Although best known for his science fiction classics, Wells wrote numerous novels and pieces of nonfiction during an extremely productive writing career which spanned over three decades.
His bestselling science fiction novels include, “The War of the Worlds”, “The Invisible Man”, “The First Men in the Moon”, “The Time Machine” and “The Island of Doctor Moreau”.
His non-fiction work includes, “The History of Mr Polly” and “The Outline of History”.
Although the work received mixed reviews from academic historians, many hail it as the beginning of a new era of popularised history.

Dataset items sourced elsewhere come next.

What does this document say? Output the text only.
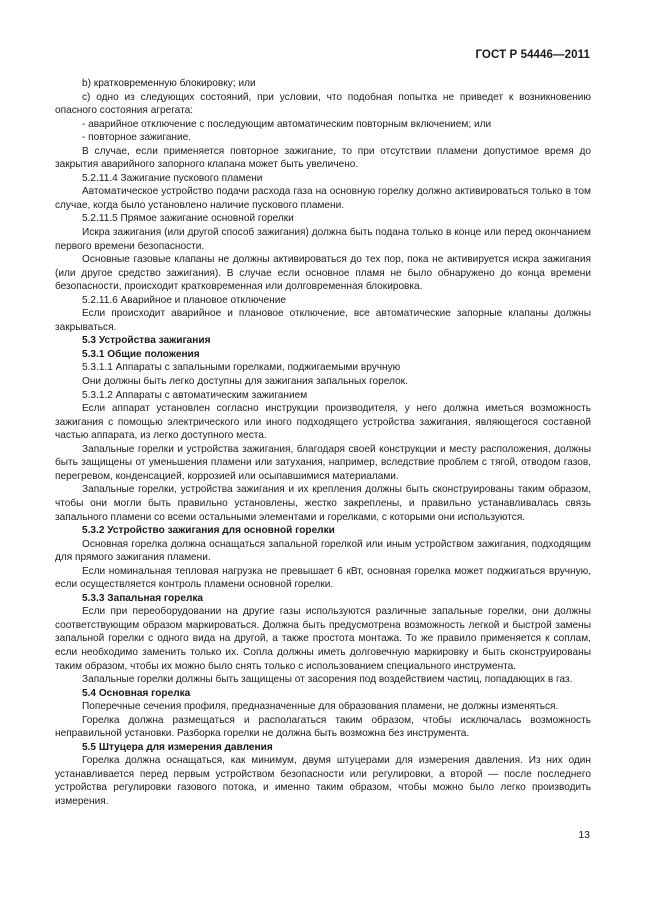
ГОСТ Р 54446—2011

b) кратковременную блокировку; или

c) одно из следующих состояний, при условии, что подобная попытка не приведет к возникновению опасного состояния агрегата:

- аварийное отключение с последующим автоматическим повторным включением; или

- повторное зажигание.

В случае, если применяется повторное зажигание, то при отсутствии пламени допустимое время до закрытия аварийного запорного клапана может быть увеличено.

5.2.11.4 Зажигание пускового пламени

Автоматическое устройство подачи расхода газа на основную горелку должно активироваться только в том случае, когда было установлено наличие пускового пламени.

5.2.11.5 Прямое зажигание основной горелки

Искра зажигания (или другой способ зажигания) должна быть подана только в конце или перед окончанием первого времени безопасности.

Основные газовые клапаны не должны активироваться до тех пор, пока не активируется искра зажигания (или другое средство зажигания). В случае если основное пламя не было обнаружено до конца времени безопасности, происходит кратковременная или долговременная блокировка.

5.2.11.6 Аварийное и плановое отключение

Если происходит аварийное и плановое отключение, все автоматические запорные клапаны должны закрываться.

5.3 Устройства зажигания

5.3.1 Общие положения

5.3.1.1 Аппараты с запальными горелками, поджигаемыми вручную

Они должны быть легко доступны для зажигания запальных горелок.

5.3.1.2 Аппараты с автоматическим зажиганием

Если аппарат установлен согласно инструкции производителя, у него должна иметься возможность зажигания с помощью электрического или иного подходящего устройства зажигания, являющегося составной частью аппарата, из легко доступного места.

Запальные горелки и устройства зажигания, благодаря своей конструкции и месту расположения, должны быть защищены от уменьшения пламени или затухания, например, вследствие проблем с тягой, отводом газов, перегревом, конденсацией, коррозией или осыпавшимися материалами.

Запальные горелки, устройства зажигания и их крепления должны быть сконструированы таким образом, чтобы они могли быть правильно установлены, жестко закреплены, и правильно устанавливалась связь запального пламени со всеми остальными элементами и горелками, с которыми они используются.

5.3.2 Устройство зажигания для основной горелки

Основная горелка должна оснащаться запальной горелкой или иным устройством зажигания, подходящим для прямого зажигания пламени.

Если номинальная тепловая нагрузка не превышает 6 кВт, основная горелка может поджигаться вручную, если осуществляется контроль пламени основной горелки.

5.3.3 Запальная горелка

Если при переоборудовании на другие газы используются различные запальные горелки, они должны соответствующим образом маркироваться. Должна быть предусмотрена возможность легкой и быстрой замены запальной горелки с одного вида на другой, а также простота монтажа. То же правило применяется к соплам, если необходимо заменить только их. Сопла должны иметь долговечную маркировку и быть сконструированы таким образом, чтобы их можно было снять только с использованием специального инструмента.

Запальные горелки должны быть защищены от засорения под воздействием частиц, попадающих в газ.

5.4 Основная горелка

Поперечные сечения профиля, предназначенные для образования пламени, не должны изменяться.

Горелка должна размещаться и располагаться таким образом, чтобы исключалась возможность неправильной установки. Разборка горелки не должна быть возможна без инструмента.

5.5 Штуцера для измерения давления

Горелка должна оснащаться, как минимум, двумя штуцерами для измерения давления. Из них один устанавливается перед первым устройством безопасности или регулировки, а второй — после последнего устройства регулировки газового потока, и именно таким образом, чтобы можно было легко производить измерения.

13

Wells’ other nonfiction ventures include “The Science of Life” published 1930 and “Anticipations of the Reaction of Mechanical and the Scientific Process upon Human Life and Thought”, which was his first nonfictional outing published in 1901. An author of great insight, Wells predicted in the novel “The Shape of Things to Come”, published 1933, that a second global war would commence in January 1940. An astute prediction which was a mere four months late as the Second World War broke out in September 1939.
Numerous film and television adaptations have been made of “The War of the Worlds”. The first of which was released in 1953, Steven Speilberg directed another film based adaptation of the book which was released in 2005.
Wells died of unknown causes aged 79 on the 13th August 1946. Other famous authors and novelists have received Google Doodles paying tribute to their achievements, among these are Jane Austen, Mark Twain and Oscar Wilde.